Etkilendin mi olumsuz yorumlardan?
Ondan sonra olumsuz yorum almadım aslında. Birinci ikinci soruda elenseydim daha fazla bir tepki alırdım ama en azından beşinci altıncı soruya kadar geldim galiba. O yüzden almadım.
İyi bir hekim olmak mı? Milyonlarca takibi olan bir Instagram fenomeni olmak mı?
Tabii ki iyi bir hekim olmak… Zaten o kadar çabalıyorum, gece gündüz çalışıyorum. Instagram fenomeni olmak o kadar basit ki… Dizinizin üzerinde dönersiniz iki gün sonra fenomen olursunuz. Ama onlar saman alevi gibi şeyler. Bugün fenomen olursun yarın geçer, unutulursun.
“BUGÜNKÜ FENOMENLER SAMAN ALEVİ GİBİ”
Bugünkü fenomenleri saman alevi gibi mi görüyorsun?
Çoğunu öyle. Ben mesela iki sene önce takip ettiğim hesaplara baktığımda hesapları şimdi o kadar yerel kalmış ki…
Mesela kim?
Bilmiyorum şu an isim aklıma gelmez. Ama bir şey üretmeyen, çevresine bir şey katmayan, saatlerce şaklabanlık yapan şeyleri bir saman alevi gibi görüyorum, yalan söylemeyeyim yani. Çok iyi, kalıcı olduklarını düşünmüyorum.
Instagram konusunda saman alevi olacağını düşünüyor musun gelecekte?

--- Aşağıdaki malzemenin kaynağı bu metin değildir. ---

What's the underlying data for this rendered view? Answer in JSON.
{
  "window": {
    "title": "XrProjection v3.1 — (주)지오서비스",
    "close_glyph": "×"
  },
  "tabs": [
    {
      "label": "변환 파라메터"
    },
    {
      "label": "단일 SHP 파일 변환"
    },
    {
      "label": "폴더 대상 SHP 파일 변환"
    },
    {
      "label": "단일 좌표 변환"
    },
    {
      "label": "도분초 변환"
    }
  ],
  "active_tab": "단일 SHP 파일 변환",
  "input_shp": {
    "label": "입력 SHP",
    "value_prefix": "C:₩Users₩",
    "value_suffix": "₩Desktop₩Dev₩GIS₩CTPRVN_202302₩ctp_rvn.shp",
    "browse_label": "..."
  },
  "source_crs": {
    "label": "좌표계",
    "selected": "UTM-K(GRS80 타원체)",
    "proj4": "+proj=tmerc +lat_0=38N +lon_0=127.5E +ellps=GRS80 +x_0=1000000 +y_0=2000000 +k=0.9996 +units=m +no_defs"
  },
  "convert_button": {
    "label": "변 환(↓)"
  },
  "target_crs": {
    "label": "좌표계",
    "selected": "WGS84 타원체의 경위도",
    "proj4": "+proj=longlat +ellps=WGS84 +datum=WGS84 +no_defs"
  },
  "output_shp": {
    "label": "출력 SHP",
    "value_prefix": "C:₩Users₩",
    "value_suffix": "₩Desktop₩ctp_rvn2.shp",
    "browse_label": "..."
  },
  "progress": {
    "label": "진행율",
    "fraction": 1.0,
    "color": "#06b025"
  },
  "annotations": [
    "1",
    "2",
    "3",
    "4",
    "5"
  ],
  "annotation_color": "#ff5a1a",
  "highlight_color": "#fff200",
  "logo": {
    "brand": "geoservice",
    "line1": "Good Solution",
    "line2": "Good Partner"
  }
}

Hayır, çünkü ben Instagram’da fenomen olarak bulunmuyorum. Ben hekim kimliğinde, öğrenci kimliğindeyim. Ben başarılarımla ve öğrencilerimle mutluyum. Şimdi öğrenci okuturken ileride belki kendime bir dernek açacağım ve bu böyle katlanarak gidecek. Benim amacım fenomenlik değil. Ben kendi mutlu olduğum şeyi yaptığım için bir saman alevi olacağını düşünmüyorum o yüzden.
Neye başarı diyorsun?
Mesela Türkiye 600.’sü oldum, bence bu bir başarı. Sonra dönemde hep iyi notlar aldım, hep dereceyle geçiyorum sınıfları… benim için bu bir başarı. Benim için akademik başarı daha değerli mesela…
“KENDİMİ ELİ YÜZÜ DÜZGÜN BULUYORUM”
Kendini beğeniyorsun ama?
Kendimi beğeniyorum değil. Kendimi iyi buluyorum, güzel buluyorum. Eli yüzü düzgün buluyorum ama ben mükemmelim deyip de aynaya bakan biri değilim yani. Egosundan geçilmeyen bir tip de değilimdir mesela. Arkadaşlarım hep bana ‘Biz seni çok soğuk, kendini beğenmiş bir tip sanırdık, yanına gelince hiç öyle değilmişsin’ diyorlar. Hep tanıştığım insanlardan aldığım ilk tepki bu oluyor.
“PLASTİK CERRAHİ ALANINDA UZMANLAŞMAK İSTİYORUM”
Hangi alanda ilerlemek istiyorsun?
Söylediğim gibi, plastik cerrahi düşünüyorum. Hem güzel, insanlar mutlu olmak için geliyor sana, sen de onları mutlu edip yolluyorsun. Çünkü benim cerrahiyle, kanla ya da öyle şeylerle aram iyidir. Güzel hallederim. Cerrahi branşlarına elimin yatkın olduğunu düşünüyorum. Beni üzen şey daha çok acı çeken insan… karşımda acı çeken insana dayanamıyorum. O yüzden dahiliye branşını ben yapamam çünkü çok fazla üzülüyorum, fazla empati kuruyorum. Ama plastik cerrahi bana daha çok şey gibi geliyor… daha mutlu olmak için geliyorlar ve kaygıları daha kolay şeyler. Kendi sağlığım için en azından o branşı tercih ediyorum.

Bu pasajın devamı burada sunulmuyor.